Enforcement orders issued by the Environmental Protect Agency for discharges of pollutants into “navigable waters” in violation of the Clean Water Act carry hefty penalties—upwards of $37,500 per day. Prior to yesterday’s U.S. Supreme Court’s unanimous decision in Sackett v. Environmental Protection Agency, a party receiving such an order, and facing these steep penalties, had no way to seek prompt judicial review or appeal of the EPA’s determination that “navigable waters” were at issue. Instead, they had to wait until the EPA brought an enforcement action, by which time tens of thousands, or even millions of dollars, in potential fines could accrue. This put alleged violators in an impossible situation: capitulate quickly to the EPA’s demands, or risk stifling, ongoing daily penalties while the EPA decided whether to enforce the order in court. Sackett changes all that. A party receiving an EPA enforcement order can now immediately challenge that order in federal court.
In Sackett, the property owners placed “dirt and rock” on a portion of their 2/3-acre residential lot in Idaho in preparation for constructing a house. The Sacketts’ lot was separated from a lake by several lots containing permanent structures. Some months after placing the fill, the EPA issued a compliance order finding, among other things, that: (i) the Sacketts’ property contained “wetlands;” (ii) the wetlands were adjacent to a lake that constituted “navigable waters” within the meaning of the Clean Water Act; and (iii) the Sacketts’ placing of fill on their property constituted a discharge of pollutants into “navigable waters” in violation of the Act. The Sacketts disputed that the Act applied and asked the EPA for a hearing. The EPA declined. The Sacketts then sued the EPA in federal court under the Administrative Procedures Act (the “APA”) seeking declaratory and injunctive relief. The district court dismissed the Sacketts’ lawsuit for lack of subject matter jurisdiction, and the Ninth Circuit affirmed.
In a unanimous decision, the U.S. Supreme Court concluded that the Sacketts could bring a lawsuit under the APA to challenge the compliance order (but the Court did not decide the merits of that claim; that is, the Court did not decide the scope of “navigable waters,” expressly leaving that for another case). The Court’s reasoning is straightforward:
The APA permits judicial review of a “final” agency action for which there is “no other adequate remedy in court.”
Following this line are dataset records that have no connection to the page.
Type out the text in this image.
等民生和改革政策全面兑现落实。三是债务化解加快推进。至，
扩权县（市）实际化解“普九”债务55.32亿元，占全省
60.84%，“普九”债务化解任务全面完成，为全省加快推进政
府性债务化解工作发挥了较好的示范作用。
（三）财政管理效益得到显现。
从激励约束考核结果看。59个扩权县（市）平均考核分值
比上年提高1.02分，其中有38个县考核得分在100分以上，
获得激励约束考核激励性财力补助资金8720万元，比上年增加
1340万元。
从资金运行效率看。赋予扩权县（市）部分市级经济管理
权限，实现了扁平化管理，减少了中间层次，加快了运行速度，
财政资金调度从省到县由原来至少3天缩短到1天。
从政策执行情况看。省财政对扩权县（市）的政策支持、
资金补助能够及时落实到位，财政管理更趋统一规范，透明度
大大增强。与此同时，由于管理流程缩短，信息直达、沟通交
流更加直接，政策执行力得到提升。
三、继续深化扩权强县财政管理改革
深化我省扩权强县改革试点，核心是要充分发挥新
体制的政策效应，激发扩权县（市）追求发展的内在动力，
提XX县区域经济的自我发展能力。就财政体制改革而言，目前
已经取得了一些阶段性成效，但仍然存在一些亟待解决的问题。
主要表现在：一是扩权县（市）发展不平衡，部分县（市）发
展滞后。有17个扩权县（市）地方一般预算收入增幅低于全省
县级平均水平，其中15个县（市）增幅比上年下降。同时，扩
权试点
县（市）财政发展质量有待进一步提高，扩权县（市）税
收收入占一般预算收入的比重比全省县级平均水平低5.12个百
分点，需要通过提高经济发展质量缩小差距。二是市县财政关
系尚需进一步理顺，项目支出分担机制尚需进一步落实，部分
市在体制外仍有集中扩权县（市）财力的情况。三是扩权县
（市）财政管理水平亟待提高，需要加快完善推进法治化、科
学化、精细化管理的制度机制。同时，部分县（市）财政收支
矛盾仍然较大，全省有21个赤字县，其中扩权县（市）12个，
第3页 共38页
The EPA’s order had “all of the hallmarks” of a “final” decision because:
> the order determined the Sacketts’ obligations (it required them to restore property pursuant to an EPA restoration work plan);
> legal consequences flow from the order (it exposed the Sacketts to double penalties in a future enforcement proceeding (according to the EPA’s interpretation, which the Court accepted without deciding) and “severely limits” the Sacketts’ ability to obtain a Corps permit for their fill);
> the order marked the “consummation” of the EPA’s decisionmaking process (there was no agency review of the order’s “Finding and Conclusions”).
There was “no adequate remedy in court” because only the EPA can bring a civil action to enforce the order, and the Sacketts had no ability to initiate the process.
The APA’s preclusion of judicial review where another statute has precluded judicial review did not apply because the Clean Water Act did not preclude judicial review.
The Court rejected the EPA’s argument that judicial review of compliance orders would cause the EPA to issue orders less frequently. “The APA’s presumption of judicial review is a repudiation of the principle that efficiency of regulation conquers all. And there is no reason to think that the Clean Water Act was uniquely designed to enable the strong-arming of regulated parties into ‘voluntary compliance’ without the opportunity for judicial review . . . .”
The Sackett decision will be particularly important to those parties facing a Clean Water Action compliance order based on a tenuous link between an alleged discharge and “navigable waters.” Under such circumstances, instead of being caught between a rock and a wet place, regulated parties now have the option of immediately bringing an action seeking judicial review of the compliance order.